The emblem of the municipality, as approved by the Decree of the Council in 1958, consists of two branches. One is an oak with acorns and another is a bay tree with berries that cross into each other below the point of the shield and are tied with a ribbon coloured in green, white and red. The emblem represents the dignity and the honour of a municipality, of a province and of a region.

===Standard===

The standard of the municipality is made of a light blue drape decorated with silver embroideries and an image of the emblem with the inscription: COMUNE DI SANT'ANGELO A CUPOLO.

==Geography==
Sant'Angelo a Cupolo borders the following municipalities: Benevento, Ceppaloni, Chianche, San Leucio del Sannio, San Martino Sannita and San Nicola Manfredi.

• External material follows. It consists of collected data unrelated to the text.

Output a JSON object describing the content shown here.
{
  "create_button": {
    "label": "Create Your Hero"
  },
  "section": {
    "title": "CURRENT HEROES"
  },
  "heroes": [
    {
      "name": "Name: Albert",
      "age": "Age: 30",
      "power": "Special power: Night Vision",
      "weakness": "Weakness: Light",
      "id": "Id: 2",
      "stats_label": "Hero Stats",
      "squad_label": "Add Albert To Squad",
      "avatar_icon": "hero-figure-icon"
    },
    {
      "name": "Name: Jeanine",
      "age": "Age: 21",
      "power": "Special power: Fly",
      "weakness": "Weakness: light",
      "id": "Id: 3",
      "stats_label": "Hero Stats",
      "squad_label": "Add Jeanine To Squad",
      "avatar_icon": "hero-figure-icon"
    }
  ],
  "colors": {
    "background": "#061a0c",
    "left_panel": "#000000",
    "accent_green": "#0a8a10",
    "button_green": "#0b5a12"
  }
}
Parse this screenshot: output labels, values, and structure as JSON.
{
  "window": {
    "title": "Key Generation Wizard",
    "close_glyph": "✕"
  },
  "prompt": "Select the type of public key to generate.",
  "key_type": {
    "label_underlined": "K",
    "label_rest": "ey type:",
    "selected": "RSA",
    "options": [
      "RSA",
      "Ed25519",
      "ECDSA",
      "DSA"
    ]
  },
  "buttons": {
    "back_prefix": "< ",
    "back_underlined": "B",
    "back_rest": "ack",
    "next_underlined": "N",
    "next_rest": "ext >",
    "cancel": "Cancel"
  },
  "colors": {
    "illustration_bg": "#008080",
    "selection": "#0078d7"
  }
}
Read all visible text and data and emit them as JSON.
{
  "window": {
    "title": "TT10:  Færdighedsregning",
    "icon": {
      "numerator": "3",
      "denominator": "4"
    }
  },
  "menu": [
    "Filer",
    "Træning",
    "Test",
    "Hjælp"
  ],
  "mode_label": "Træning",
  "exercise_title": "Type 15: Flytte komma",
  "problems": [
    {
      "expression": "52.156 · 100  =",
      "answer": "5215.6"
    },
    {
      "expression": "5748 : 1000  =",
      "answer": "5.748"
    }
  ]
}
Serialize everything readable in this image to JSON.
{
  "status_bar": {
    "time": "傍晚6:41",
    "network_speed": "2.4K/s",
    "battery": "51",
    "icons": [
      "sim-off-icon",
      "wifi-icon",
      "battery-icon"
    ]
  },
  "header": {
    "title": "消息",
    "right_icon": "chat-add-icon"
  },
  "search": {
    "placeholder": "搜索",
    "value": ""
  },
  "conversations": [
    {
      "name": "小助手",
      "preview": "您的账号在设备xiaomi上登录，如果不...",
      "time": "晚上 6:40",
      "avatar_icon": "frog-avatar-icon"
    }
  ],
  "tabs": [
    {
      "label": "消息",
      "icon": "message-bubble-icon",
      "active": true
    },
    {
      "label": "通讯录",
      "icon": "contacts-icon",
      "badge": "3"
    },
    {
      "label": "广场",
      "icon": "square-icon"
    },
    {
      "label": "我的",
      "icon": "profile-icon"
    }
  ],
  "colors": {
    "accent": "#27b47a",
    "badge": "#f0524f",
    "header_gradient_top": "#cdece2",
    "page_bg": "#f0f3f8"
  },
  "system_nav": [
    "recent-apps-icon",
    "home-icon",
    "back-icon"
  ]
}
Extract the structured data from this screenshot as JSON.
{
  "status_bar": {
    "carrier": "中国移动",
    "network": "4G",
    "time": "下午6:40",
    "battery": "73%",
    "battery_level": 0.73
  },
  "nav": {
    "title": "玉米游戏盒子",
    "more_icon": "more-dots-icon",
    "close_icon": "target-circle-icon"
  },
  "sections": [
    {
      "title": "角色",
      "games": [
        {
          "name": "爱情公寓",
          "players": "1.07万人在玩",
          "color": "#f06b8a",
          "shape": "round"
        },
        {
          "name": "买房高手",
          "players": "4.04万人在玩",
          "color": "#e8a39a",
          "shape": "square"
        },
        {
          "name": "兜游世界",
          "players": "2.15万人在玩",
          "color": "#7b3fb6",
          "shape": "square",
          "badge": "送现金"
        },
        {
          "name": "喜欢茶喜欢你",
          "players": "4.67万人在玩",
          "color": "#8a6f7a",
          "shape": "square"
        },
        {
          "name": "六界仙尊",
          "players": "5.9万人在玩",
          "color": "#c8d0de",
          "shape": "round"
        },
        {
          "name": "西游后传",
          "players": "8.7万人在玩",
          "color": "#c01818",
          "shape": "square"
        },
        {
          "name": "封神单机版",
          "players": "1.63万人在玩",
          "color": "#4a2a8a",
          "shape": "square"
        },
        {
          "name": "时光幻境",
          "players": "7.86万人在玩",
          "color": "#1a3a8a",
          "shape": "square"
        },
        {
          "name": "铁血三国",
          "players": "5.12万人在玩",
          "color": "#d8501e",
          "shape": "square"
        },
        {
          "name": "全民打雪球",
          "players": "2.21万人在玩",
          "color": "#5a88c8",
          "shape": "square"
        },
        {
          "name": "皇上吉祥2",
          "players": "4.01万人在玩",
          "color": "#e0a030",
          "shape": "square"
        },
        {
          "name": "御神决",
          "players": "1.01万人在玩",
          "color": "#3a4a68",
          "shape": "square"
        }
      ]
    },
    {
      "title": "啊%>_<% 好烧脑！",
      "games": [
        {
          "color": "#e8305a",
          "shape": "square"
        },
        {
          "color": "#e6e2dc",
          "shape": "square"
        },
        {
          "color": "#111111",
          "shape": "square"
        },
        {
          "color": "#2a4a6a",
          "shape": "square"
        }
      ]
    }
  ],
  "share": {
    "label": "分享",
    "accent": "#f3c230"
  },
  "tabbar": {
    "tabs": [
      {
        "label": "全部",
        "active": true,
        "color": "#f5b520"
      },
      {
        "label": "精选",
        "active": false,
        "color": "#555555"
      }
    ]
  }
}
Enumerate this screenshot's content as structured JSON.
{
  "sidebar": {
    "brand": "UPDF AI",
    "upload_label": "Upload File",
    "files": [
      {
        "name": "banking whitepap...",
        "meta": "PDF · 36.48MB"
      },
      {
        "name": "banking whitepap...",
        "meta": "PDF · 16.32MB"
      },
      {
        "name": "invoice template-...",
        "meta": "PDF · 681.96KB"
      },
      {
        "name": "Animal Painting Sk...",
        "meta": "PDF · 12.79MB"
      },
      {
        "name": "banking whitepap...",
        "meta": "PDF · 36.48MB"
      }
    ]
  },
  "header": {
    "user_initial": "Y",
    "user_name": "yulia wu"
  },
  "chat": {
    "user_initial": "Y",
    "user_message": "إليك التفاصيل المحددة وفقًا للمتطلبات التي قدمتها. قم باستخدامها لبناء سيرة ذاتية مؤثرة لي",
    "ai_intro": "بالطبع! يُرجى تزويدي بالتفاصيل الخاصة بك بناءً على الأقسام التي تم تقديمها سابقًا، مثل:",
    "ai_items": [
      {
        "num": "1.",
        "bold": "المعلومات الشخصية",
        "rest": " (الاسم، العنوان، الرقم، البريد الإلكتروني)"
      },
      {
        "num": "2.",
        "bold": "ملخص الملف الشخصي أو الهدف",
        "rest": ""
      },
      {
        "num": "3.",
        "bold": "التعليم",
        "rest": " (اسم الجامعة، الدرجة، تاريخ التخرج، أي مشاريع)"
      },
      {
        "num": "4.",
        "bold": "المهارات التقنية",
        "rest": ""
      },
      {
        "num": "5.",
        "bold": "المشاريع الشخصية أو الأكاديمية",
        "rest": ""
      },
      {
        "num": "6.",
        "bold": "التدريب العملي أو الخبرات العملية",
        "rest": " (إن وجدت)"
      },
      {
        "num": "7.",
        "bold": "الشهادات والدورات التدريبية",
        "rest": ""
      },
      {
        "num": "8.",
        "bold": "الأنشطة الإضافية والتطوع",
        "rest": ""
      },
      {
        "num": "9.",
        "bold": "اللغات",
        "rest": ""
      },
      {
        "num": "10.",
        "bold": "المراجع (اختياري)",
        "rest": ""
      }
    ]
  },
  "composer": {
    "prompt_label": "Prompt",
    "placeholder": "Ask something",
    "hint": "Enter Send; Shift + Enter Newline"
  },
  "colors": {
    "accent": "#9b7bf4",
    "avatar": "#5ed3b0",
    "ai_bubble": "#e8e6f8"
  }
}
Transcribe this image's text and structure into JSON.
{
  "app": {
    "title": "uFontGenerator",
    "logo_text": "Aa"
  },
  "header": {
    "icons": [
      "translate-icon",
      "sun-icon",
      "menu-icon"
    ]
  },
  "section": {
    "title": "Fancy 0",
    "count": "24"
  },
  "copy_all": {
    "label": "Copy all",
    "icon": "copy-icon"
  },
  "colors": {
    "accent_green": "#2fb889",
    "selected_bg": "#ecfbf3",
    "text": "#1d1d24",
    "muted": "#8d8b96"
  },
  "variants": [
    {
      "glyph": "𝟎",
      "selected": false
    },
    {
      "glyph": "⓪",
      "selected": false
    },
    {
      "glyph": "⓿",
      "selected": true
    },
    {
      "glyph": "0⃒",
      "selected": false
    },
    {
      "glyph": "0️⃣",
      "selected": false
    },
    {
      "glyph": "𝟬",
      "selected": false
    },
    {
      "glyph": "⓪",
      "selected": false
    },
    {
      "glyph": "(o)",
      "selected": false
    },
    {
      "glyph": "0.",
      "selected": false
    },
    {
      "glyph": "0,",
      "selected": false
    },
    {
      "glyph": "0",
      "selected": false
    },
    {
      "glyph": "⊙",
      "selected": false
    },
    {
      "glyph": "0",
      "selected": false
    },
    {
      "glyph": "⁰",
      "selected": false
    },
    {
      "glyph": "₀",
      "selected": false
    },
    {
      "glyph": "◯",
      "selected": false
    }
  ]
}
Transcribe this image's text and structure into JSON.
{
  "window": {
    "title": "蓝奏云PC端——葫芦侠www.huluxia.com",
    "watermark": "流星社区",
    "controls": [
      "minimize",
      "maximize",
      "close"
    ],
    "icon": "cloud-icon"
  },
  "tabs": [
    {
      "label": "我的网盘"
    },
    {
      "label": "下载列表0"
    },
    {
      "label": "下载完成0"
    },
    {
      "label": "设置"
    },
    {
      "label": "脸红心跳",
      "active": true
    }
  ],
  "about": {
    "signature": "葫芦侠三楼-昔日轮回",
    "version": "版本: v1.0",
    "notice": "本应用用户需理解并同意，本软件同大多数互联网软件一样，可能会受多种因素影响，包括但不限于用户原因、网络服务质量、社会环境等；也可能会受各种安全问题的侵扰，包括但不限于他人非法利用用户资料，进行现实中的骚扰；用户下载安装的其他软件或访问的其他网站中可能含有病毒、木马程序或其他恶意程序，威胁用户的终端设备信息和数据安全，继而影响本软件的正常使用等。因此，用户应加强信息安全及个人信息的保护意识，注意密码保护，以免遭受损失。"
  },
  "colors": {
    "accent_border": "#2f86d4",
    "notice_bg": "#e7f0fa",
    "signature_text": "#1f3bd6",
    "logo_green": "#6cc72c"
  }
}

The municipality counts the hamlets (frazioni) of Bagnara, Cardilli, Maccoli, Medina, Montorsi, Motta, Panelli, Pastene, Perrillo, San Marco ai Monti and Sciarra.
- Bagnara is located at the southernmost point on the border with Avellino, separated from the rest of the territory of Sant'Angelo a Cupolo by Pagliara, which is part of the municipality of San Nicola Manfredi.
- Cardilli is a small hilly hamlet. Its name probably comes from the surname Cardillo, which was and still is today prevalent in this territory.
- Maccoli and Panelli are the smallest, but are considered to be characterised by the most beautiful landscapes.
- Montorsi is divided in two parts, Montorsi and Montorsi valle, linked to each other by a curvy path. The patron of this hamlet is the martyr San Donato, celebrated on 7 August.
- Motta is divided in two parts, Motta and Motta valle. The patronal celebration is 5 August, in honour of the Madonna della Neve.
- Perrillo is a hamlet inhabited by 1,200 people situated 3 km south of Benevento.
- San Marco ai Monti is especially known for its Belvedere del Sannio, a panoramic viewpoint from which it is possible to enjoy the view of almost all the territory of Benevento.

==Monuments and places of interest==
===Religious buildings===
====Convento dei Liguorini====

The main monument of Sant'Angelo a Cupolo is the convent, built in 1775 on a small hill. At first it was the novitiates' headquarters and later became a rest home. Within is the chapel of Sant'Alfonso. The façade was expanded in 1925.

====Cappella di San Michele====

Near the cemetery can be found the Cappella di San Michele, probably built around the half of the sixteenth century.

====Chiesa dei Santi Angelo e Leonardo====

The church is characterised by the presence of the statue of San Michele from the sixteenth century and two frescoes: the one on the left of the altar is by Liborius Pizzella. In this building is also a painting depicting the Madonna del Latte.